Diviene utopico pensare che la convivenza umana sia possibile senza che gli individui esercitino uno con l’altro una qualsiasi influenza. Creiamo quindi un’immagine del mondo come dovrebbe essere per noi, e non sono tanto le cose in sé ad essere buone o cattive ma il pensiero le fa diventare tali, come Kant suggerisce, la realtà rimane una costruzione di cui ci siamo dimenticati di essere noi stesi gli architetti. Le parole rendono credibile una realtà anche se non la possiamo ‘vedere’.

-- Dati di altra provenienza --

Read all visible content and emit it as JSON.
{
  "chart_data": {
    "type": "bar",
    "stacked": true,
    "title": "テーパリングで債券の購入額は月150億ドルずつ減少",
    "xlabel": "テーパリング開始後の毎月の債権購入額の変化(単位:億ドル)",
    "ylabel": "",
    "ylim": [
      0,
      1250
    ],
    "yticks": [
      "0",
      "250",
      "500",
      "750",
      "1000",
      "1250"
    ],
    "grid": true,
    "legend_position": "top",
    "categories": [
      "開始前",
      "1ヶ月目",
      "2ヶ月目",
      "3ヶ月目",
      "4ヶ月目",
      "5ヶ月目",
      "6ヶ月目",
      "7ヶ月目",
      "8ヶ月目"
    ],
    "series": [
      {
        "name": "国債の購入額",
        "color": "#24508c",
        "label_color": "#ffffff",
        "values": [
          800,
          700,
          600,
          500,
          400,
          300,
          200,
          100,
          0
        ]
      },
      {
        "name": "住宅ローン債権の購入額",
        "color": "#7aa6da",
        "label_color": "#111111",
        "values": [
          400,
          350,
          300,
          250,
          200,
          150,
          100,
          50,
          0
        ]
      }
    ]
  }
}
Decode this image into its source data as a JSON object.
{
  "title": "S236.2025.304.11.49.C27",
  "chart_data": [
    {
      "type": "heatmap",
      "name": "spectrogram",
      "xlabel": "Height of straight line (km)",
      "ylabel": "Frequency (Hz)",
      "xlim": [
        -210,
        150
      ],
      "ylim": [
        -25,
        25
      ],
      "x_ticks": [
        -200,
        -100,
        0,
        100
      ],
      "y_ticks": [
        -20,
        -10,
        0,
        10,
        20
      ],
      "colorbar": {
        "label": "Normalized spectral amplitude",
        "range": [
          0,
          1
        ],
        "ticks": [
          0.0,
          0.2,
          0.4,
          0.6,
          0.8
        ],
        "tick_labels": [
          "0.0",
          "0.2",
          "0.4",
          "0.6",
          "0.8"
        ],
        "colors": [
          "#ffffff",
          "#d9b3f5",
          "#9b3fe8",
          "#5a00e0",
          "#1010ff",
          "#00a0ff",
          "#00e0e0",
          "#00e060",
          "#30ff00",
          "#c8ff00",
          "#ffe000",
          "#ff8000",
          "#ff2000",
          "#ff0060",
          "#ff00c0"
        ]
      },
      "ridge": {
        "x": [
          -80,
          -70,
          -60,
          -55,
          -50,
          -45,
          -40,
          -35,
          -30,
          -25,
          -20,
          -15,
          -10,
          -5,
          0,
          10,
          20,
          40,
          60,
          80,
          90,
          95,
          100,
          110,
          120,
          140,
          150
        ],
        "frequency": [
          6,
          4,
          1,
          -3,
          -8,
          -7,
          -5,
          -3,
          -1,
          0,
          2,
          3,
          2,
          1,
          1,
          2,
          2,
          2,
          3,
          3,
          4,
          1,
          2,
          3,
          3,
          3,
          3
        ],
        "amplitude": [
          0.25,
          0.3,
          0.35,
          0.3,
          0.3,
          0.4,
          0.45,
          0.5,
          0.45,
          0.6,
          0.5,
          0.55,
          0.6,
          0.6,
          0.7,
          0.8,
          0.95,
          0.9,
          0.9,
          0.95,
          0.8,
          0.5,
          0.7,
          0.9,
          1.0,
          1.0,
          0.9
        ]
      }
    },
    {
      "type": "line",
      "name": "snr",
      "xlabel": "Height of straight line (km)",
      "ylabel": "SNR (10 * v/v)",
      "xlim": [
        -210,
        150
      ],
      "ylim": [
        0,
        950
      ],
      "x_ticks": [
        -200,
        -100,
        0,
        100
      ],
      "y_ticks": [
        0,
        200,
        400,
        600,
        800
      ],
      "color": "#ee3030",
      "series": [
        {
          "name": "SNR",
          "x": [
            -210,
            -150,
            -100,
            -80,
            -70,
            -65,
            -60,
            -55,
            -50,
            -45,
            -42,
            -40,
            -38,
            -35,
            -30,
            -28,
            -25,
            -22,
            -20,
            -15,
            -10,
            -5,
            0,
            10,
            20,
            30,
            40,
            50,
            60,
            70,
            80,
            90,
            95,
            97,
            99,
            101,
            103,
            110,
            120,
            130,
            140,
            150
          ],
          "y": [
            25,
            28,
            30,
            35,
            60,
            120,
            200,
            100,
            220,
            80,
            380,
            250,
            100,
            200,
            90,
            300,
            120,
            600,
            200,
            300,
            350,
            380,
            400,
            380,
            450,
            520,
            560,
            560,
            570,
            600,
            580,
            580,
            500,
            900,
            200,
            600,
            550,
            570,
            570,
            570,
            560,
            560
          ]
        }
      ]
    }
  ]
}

Ma chi ha un perché per vivere sopporta quasi ogni tipo di come…, fermiamoci ad un esperimento fatto con i nostri amici animali, in questo caso ratti. Se vengono messi nell’acqua dopo un po’ che nuotano in cerchio sembrano ‘stabilire ‘ che non ne usciranno e si lasciano morire non cercano oltre, la loro è un’immagine di situazione senza uscita; ma se almeno uno viene tirato fuori, l’immagine cambia e nuotano per uscire. Il messaggio è chiaro per cambiare una realtà che sembra immutabile dobbiamo sapere cosa deve essere cambiato. Quale linguaggio privilegiare per questo importante passaggio? Per noi sarà quello dell’emisfero destro, dove si esprime l’immagine del mondo, un linguaggio intuitivo, che mette in forma la realtà, che regge la chiave del nostro esserci, del nostro vedere, soffrire, sentire, laddove il substrato emotivo non solo sfugge alle regole, ma anzi testimonia la libertà dell’individuo. Un linguaggio analogico intraducibile in uno digitale, che traducendo testardamente la nostra irriducibilità al qui ed ora, crea fraintendimenti, errori ripetuti che creano disfunzioni, nervosi dipendenze e impedisce un vero cambiamento.
Il vero cambiamento è creativo a volte improvviso, immediato, ‘non mediato’, apparentemente privo di una logica, ma solo cosi davvero efficace. Parole queste a favore della genitalità, della sensibilità, del moto di spirito e della risata intelligente che il potere, quello poco intelligente, teme da sempre.